In April several thousand people packed into a hotel ballroom in downtown San Francisco to hear Laplanche speak at LendIt, the marketplace lending industry’s annual conference. He was the star of the show—the keynote speaker for the fourth year in a row. He took the stage, wearing a red vest emblazoned with the Lending Club logo, and proposed that the industry was poised for its next phase of growth, transforming itself, as he put it, “from sapling to ironwood.”
In fact, Laplanche would soon be fighting to keep his job. Loan buyers were pulling back, demanding higher interest rates. Defaults were climbing. Lending Club’s stock price, which had surged to more than $29 in December 2014 after the IPO, was trading around $8. The following month, Laplanche was forced to resign over a $22 million debt portfolio sold to the investment bank Jefferies containing loans that Lending Club employees had misdated. At the same time, he’d encouraged Lending Club to invest in Cirrix Capital, an outside fund in which he was personally invested.

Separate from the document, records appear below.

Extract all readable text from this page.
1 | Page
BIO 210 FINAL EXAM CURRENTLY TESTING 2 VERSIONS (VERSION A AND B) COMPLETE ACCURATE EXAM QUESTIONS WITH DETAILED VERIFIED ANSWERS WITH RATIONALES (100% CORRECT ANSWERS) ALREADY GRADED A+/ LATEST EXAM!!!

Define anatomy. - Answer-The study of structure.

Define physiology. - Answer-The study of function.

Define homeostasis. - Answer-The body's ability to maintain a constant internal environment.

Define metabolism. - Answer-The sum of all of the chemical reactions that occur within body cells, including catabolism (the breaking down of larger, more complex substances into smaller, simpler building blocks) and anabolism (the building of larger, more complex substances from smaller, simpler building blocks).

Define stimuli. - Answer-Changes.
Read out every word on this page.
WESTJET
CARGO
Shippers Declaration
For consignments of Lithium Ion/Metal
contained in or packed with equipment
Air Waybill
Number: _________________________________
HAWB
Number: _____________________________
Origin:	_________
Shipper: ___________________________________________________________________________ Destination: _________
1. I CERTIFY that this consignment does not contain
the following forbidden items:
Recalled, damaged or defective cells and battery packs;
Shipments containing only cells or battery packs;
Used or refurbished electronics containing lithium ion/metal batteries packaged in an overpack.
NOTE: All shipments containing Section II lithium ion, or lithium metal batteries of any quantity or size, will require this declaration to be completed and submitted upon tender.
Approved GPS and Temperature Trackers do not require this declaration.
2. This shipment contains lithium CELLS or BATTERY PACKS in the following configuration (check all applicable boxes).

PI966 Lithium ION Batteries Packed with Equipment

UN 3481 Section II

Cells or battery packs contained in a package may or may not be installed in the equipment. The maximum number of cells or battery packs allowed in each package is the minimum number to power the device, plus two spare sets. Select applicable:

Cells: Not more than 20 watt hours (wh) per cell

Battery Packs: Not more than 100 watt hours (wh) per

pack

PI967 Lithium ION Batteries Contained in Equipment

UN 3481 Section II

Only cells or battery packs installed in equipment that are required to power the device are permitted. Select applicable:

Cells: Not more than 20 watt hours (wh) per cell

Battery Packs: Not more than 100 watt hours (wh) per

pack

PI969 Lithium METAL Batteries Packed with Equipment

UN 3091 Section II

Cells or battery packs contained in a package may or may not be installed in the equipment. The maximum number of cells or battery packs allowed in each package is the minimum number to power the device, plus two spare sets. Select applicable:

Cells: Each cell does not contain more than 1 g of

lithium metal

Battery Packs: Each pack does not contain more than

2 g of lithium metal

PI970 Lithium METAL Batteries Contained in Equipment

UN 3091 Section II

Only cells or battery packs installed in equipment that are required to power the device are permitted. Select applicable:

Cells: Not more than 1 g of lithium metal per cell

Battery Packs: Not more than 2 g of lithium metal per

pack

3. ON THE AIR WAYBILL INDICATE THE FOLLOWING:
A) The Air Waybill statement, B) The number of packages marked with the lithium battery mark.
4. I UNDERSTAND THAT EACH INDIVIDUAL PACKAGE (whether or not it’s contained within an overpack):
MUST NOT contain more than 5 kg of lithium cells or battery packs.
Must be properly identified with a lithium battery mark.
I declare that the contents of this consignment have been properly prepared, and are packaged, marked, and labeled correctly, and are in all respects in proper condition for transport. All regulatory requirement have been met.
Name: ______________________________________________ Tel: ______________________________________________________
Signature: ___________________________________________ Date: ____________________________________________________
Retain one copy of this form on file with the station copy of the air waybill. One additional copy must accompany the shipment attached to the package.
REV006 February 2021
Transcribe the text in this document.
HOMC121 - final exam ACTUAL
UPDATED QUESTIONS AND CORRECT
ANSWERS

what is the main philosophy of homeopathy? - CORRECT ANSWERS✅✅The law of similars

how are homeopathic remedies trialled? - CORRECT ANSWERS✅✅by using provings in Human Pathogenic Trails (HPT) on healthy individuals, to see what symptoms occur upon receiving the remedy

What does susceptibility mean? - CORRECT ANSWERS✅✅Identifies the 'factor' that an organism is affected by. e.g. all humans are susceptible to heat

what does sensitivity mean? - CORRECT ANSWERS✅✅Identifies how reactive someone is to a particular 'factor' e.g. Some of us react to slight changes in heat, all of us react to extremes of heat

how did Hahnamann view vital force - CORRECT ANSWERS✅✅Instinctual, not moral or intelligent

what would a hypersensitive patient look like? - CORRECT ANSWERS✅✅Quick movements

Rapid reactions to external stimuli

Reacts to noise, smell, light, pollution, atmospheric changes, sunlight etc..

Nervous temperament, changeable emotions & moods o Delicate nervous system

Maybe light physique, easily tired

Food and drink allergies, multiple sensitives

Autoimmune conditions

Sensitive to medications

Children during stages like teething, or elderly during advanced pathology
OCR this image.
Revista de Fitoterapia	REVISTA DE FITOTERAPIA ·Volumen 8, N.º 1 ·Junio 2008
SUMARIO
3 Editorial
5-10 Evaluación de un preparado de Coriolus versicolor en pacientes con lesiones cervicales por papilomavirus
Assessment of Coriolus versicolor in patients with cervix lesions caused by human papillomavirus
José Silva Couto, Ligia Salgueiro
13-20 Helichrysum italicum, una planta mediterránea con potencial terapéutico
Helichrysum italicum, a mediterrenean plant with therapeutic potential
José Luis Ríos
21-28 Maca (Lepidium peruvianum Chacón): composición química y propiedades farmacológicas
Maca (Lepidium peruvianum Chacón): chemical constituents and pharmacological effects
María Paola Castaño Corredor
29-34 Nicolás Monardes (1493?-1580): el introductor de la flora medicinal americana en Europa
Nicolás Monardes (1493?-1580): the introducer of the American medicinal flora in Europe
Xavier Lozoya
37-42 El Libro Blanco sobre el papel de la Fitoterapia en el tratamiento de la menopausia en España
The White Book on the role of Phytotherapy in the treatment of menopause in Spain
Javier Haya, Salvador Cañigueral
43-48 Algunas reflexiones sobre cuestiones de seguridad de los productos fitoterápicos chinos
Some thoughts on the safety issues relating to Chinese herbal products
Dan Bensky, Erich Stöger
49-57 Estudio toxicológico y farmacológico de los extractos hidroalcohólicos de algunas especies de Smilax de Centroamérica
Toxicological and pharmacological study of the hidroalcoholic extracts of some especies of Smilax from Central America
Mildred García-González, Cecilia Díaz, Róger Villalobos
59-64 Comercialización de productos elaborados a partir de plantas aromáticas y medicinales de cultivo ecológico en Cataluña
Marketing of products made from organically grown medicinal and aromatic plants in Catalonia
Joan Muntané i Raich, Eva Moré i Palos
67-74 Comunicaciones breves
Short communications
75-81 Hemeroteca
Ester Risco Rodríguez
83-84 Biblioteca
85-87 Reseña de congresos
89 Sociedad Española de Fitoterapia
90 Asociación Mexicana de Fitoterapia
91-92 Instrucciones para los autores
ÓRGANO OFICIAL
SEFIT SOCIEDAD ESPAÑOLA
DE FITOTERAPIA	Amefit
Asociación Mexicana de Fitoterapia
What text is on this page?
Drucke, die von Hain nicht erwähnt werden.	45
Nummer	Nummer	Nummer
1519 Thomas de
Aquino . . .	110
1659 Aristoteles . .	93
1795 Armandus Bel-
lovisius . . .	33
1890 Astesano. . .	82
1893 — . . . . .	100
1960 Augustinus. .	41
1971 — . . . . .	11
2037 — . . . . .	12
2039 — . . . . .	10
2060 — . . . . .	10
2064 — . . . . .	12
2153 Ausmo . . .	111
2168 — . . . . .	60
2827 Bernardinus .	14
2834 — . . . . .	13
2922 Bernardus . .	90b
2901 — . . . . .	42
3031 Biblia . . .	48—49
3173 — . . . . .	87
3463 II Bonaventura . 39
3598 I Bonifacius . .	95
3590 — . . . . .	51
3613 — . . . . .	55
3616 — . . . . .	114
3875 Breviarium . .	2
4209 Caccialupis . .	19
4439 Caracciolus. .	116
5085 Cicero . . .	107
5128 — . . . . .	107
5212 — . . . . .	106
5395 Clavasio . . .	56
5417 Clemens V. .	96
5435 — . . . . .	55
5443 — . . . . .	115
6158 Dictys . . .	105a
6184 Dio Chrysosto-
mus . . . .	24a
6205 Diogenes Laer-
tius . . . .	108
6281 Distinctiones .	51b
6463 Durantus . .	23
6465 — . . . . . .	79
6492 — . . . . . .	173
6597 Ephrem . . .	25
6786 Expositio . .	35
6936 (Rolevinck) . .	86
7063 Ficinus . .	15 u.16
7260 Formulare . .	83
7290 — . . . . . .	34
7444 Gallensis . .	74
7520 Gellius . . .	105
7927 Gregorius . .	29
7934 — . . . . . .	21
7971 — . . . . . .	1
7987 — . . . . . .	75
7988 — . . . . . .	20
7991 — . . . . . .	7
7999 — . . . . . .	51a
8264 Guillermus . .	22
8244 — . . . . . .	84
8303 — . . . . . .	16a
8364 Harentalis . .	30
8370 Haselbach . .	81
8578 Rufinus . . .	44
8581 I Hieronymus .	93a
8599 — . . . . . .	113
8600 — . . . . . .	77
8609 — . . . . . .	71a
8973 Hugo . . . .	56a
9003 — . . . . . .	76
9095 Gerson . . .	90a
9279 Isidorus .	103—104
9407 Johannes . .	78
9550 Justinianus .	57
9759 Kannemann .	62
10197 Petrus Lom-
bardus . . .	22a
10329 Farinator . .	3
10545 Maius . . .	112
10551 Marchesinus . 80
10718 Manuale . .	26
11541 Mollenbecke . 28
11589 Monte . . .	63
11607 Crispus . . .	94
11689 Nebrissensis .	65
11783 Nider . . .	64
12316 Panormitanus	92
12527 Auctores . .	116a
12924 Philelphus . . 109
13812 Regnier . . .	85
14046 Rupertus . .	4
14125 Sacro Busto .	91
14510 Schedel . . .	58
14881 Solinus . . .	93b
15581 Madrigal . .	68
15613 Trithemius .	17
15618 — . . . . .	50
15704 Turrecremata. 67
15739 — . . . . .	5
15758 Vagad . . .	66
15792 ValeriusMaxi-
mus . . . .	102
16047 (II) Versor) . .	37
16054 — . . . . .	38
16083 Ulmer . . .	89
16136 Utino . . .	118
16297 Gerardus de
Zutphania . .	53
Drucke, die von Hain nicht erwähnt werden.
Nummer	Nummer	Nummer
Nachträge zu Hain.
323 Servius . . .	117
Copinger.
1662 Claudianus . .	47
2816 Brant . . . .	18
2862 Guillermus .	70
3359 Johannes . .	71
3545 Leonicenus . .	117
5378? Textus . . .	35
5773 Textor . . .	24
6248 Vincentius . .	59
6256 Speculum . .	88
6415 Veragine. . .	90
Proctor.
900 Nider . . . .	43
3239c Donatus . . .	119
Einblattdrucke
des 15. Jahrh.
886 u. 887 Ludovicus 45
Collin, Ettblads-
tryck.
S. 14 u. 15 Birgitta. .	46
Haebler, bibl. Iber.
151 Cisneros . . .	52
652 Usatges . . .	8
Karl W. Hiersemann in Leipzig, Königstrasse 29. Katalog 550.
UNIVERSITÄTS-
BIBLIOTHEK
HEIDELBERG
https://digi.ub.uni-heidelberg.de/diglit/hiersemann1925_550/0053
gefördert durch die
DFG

Even those who followed Lending Club closely were floored. Scott Langmack, an early investor, says he awoke to an early-morning text message from an executive at a rival online lender: “Oh, shit. Call me.” Peter Renton, co-founder of LendIt, who’d gushed about Laplanche onstage just four weeks earlier, was shocked. “He was the biggest name in the industry,” Renton says.
Lending Club’s shares fell again, losing half their value by the end of the week. In mid-May, the company said it had received a subpoena from the U.S. Department of Justice and that the SEC was also looking into the company. British asset management firm Baillie Gifford, at one point Lending Club’s second-largest shareholder, sold its entire stake. By mid-June, a Lending Club investment fund was forced to limit withdrawals after clients asked to pull out $442 million, or 58 percent of its assets. It announced layoffs of 12 percent of its staff.
Sanborn, Laplanche’s replacement and the former chief marketing officer, describes these problems as, essentially, a speed bump and says the company is back on track. Many of Lending Club’s investors are still buying loans, albeit in smaller quantities. The company arranged about $2 billion in loans last quarter—and has more than $500 million in cash, according to regulatory filings. “It’s been very humbling,” Sanborn says. “But I believe we’re going to emerge a better company because of it.”
Sims is dubious. He’s been slowly pulling his money out of Lending Club over the past two months, while halting development of his Lending Club rating service. He feels he created something cool and valuable, but says he believes the company, perhaps even the industry, may be beyond repair. (Sims says he’s not shorting Lending Club’s stock, nor is he part of the shareholder lawsuits that have been filed against the company.) On Aug. 8, the day Lending Club announced quarterly earnings, his wife, Annie, went into labor. While she napped in the delivery room, Sims tuned in to an earnings call, learning that Lending Club had lost more than $80 million. Its CFO was also resigning.
The baby, a boy, was born that night, and Sims resolved to take a few days off from thinking about marketplace lending.